In Q4 of last year, 91 percent of Gen Z respondents reported at least one weekly drive-thru visit in RMS’ poll. When asked in Q1 2022, it decreased to 81 percent. Looking ahead: the share of Gen Zers planning on ordering “more” or “much more” from drive-thrus significantly declined from 34 percent in Q4 2021 to 12 percent percent in the first quarter of this year.
As summer approaches, Penegor said, Wendy’s relative value food-at-home versus food-away-from-home could supply another counterpoint. It’s currently enjoying a gap north of 300 basis points. Indeed, it’s a conversation where quick-serves are finding leeway. The food-at-home index in April, per the BLS, increased 10.8 percent, year-over-year, the largest 12-month increase since November 1980. The index for meats, poultry, fish, and eggs grew 14.3 percent over the last year, the largest 12-month rise since the period ending May 1979.
That’s well ahead of the overall food-away-from-home index bump of 7.2 percent in April. Another potential quick-serve differentiator—full-service meals climbed 8.7 percent, which marked the segment’s highest increase since 1997 and also represented the second month in a row the category saw greater year-over-year inflation than quick service.
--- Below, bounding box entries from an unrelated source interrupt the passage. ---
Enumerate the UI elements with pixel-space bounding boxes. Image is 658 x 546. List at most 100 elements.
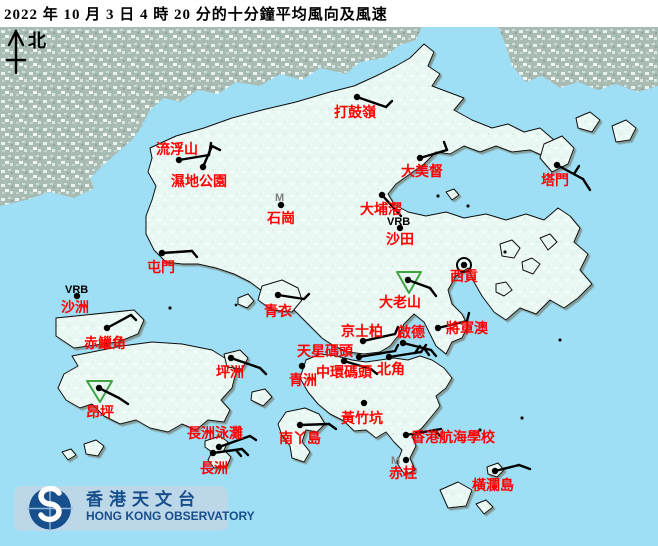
station-dot — [215, 443, 223, 451]
station: 塔門 — [541, 161, 592, 192]
station: 西貢 — [450, 257, 478, 285]
station-dot — [404, 276, 412, 284]
station-label: 青洲 — [289, 372, 317, 389]
wind-barb — [129, 313, 138, 322]
station: 長洲泳灘 — [187, 425, 258, 451]
wind-barb — [190, 249, 199, 259]
station: VRB 沙田 — [386, 216, 414, 248]
wind-barb — [436, 319, 469, 330]
station-label: 南丫島 — [279, 430, 321, 447]
station-dot — [277, 201, 285, 209]
wind-barb — [217, 434, 252, 449]
station-label: 沙洲 — [61, 300, 89, 316]
station: 黃竹坑 — [340, 399, 383, 427]
wind-barb — [517, 463, 532, 471]
station: 赤鱲角 — [84, 313, 138, 352]
station-dot — [399, 339, 407, 347]
wind-barb — [442, 140, 449, 152]
north-label: 北 — [28, 31, 46, 51]
station-label: 大老山 — [379, 294, 421, 311]
station-label: 赤柱 — [389, 465, 417, 482]
station-dot — [553, 161, 561, 169]
north-arrow-icon — [5, 29, 27, 75]
logo-english-name: HONG KONG OBSERVATORY — [86, 509, 255, 523]
station: 香港航海學校 — [402, 427, 496, 446]
station-label: 長洲泳灘 — [187, 425, 243, 442]
hko-logo-icon — [27, 486, 73, 531]
station-dot — [296, 421, 304, 429]
station-label: 坪洲 — [216, 365, 244, 381]
station-label: 赤鱲角 — [84, 335, 126, 352]
wind-barb — [465, 311, 471, 323]
station-label: 天星碼頭 — [297, 344, 354, 360]
wind-barb — [355, 95, 388, 109]
station: 天星碼頭 — [297, 343, 400, 361]
station-status-marker: VRB — [65, 284, 88, 296]
station-status-marker: VRB — [387, 216, 410, 228]
hong-kong-landmass — [55, 43, 637, 515]
logo-chinese-name: 香港天文台 — [86, 490, 201, 509]
station-dot — [227, 354, 235, 362]
station: 打鼓嶺 — [334, 93, 394, 121]
wind-barb — [327, 422, 338, 431]
station: 京士柏 — [341, 323, 400, 345]
station-dot — [274, 291, 282, 299]
station-dot — [209, 449, 217, 457]
station: VRB 沙洲 — [61, 284, 89, 316]
station-dot — [158, 249, 166, 257]
wind-barb — [555, 163, 585, 181]
station-label: 將軍澳 — [446, 320, 489, 337]
page-title: 2022 年 10 月 3 日 4 時 20 分的十分鐘平均風向及風速 — [4, 7, 388, 23]
wind-barb — [160, 249, 194, 255]
station-dot — [355, 353, 363, 361]
station-dot — [460, 261, 468, 269]
wind-barb — [433, 428, 442, 438]
station-label: 香港航海學校 — [410, 429, 496, 446]
station-dot — [360, 399, 368, 407]
station: 昂坪 — [86, 380, 130, 421]
station-status-marker: M — [275, 192, 284, 204]
station: 大埔滘 — [360, 191, 403, 218]
wind-barb — [298, 422, 331, 427]
station-label: 大埔滘 — [360, 201, 402, 218]
station-label: 京士柏 — [341, 323, 383, 340]
wind-barb — [342, 359, 373, 371]
station-dot — [199, 163, 207, 171]
station-dot — [298, 362, 306, 370]
wind-barb — [384, 99, 394, 109]
calm-ring-icon — [456, 257, 472, 273]
wind-barb — [302, 292, 311, 301]
station: 啟德 — [397, 324, 438, 358]
wind-barb — [234, 448, 243, 458]
station-dot — [353, 93, 361, 101]
wind-barb — [380, 193, 403, 218]
wind-barb — [117, 396, 130, 406]
station: 長洲 — [200, 447, 250, 477]
station-label: 濕地公園 — [171, 173, 227, 190]
wind-barb — [97, 386, 121, 400]
station-dot — [95, 384, 103, 392]
station: 青洲 — [289, 362, 317, 389]
station-label: 屯門 — [147, 259, 175, 276]
mainland-china-landmass — [0, 27, 658, 206]
station-label: 橫瀾島 — [472, 477, 514, 494]
station-dot — [175, 156, 183, 164]
wind-barb — [422, 346, 431, 357]
wind-barb — [493, 463, 521, 473]
station-label: 啟德 — [397, 324, 425, 341]
station-label: 北角 — [377, 361, 405, 378]
station: 將軍澳 — [434, 311, 489, 337]
station: 中環碼頭 — [316, 357, 379, 381]
wind-barb — [428, 286, 438, 298]
wind-barb — [393, 343, 400, 353]
station-dot — [491, 467, 499, 475]
station-dot — [402, 456, 410, 464]
station-dot — [103, 324, 111, 332]
station: 橫瀾島 — [472, 463, 532, 494]
wind-barb — [572, 164, 581, 176]
wind-barb — [229, 356, 262, 370]
station-dot — [73, 292, 81, 300]
station: 青衣 — [264, 291, 311, 320]
station-label: 沙田 — [386, 232, 414, 248]
wind-barb — [210, 144, 222, 152]
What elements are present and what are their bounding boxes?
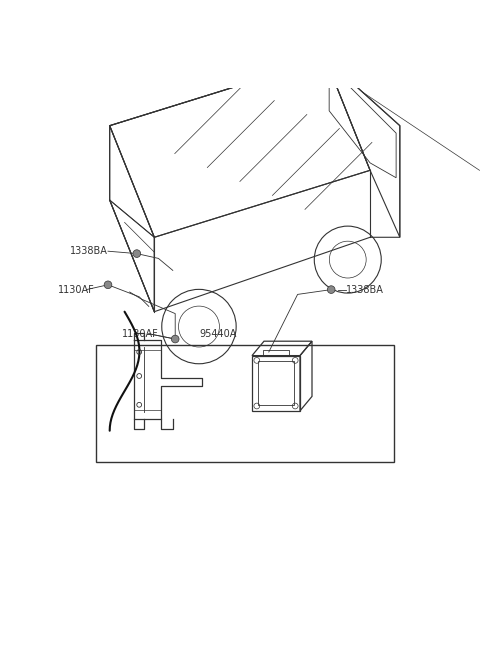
Circle shape	[133, 250, 141, 257]
Text: 95440A: 95440A	[199, 329, 237, 338]
Circle shape	[171, 335, 179, 343]
Text: 1130AF: 1130AF	[122, 329, 159, 338]
Bar	[258, 361, 294, 405]
Circle shape	[327, 286, 335, 293]
Text: 1338BA: 1338BA	[70, 246, 108, 256]
Text: 1130AF: 1130AF	[58, 285, 95, 295]
Bar	[96, 345, 394, 462]
Text: 1338BA: 1338BA	[346, 285, 384, 295]
Circle shape	[104, 281, 112, 289]
Bar	[263, 350, 289, 356]
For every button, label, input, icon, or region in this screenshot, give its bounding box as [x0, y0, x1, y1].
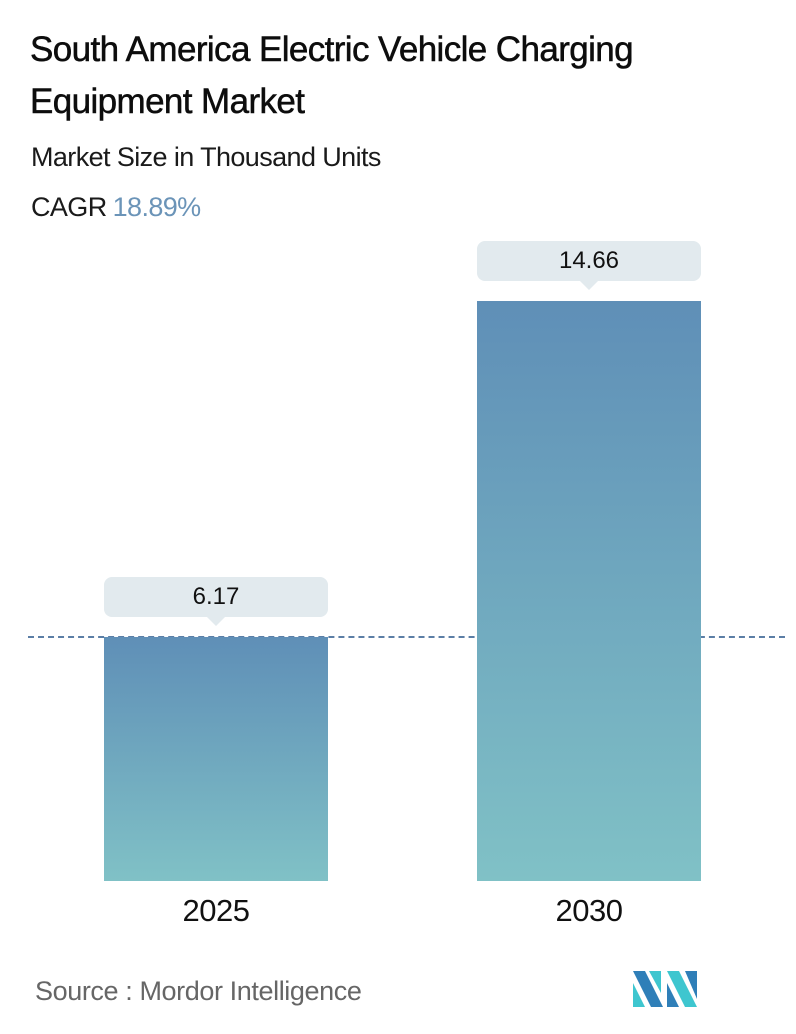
cagr-line: CAGR 18.89% [31, 187, 201, 227]
bar-2030 [477, 301, 701, 881]
x-axis-label-2030: 2030 [555, 893, 623, 928]
cagr-value: 18.89% [112, 192, 202, 222]
x-axis-label-2025: 2025 [182, 893, 250, 928]
source-text: Source : Mordor Intelligence [35, 976, 362, 1006]
cagr-label: CAGR [31, 192, 107, 222]
chart-title: South America Electric Vehicle Charging … [30, 30, 634, 122]
chart-subtitle: Market Size in Thousand Units [31, 142, 381, 172]
value-callout-2030: 14.66 [477, 241, 701, 290]
value-label-2030: 14.66 [558, 247, 620, 274]
value-label-2025: 6.17 [192, 582, 240, 610]
bar-2025 [104, 636, 328, 881]
value-callout-2025: 6.17 [104, 576, 328, 626]
mordor-intelligence-logo-icon [633, 971, 699, 1007]
reference-dashed-line [28, 635, 785, 638]
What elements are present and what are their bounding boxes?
The last time that happened? March 2020.
“So I do think as we start to move into the summer months, we start to get more dining rooms open, we start to get staffing in a better position, we start to have more extended hours in our restaurant, that bodes well to start to continue to win in the traffic arena,” Penegor said. “… We’re going to be really smart on our pricing. Where do we take pricing? Where do we dial it back? Where do we have the promotions that we need? Where do we have the high-low menu to make sure that we have our customers’ backs? So we manage through the near-term pressures but still continue to have a loyal customer base on the other side of the near-term headwinds that we’re seeing today.”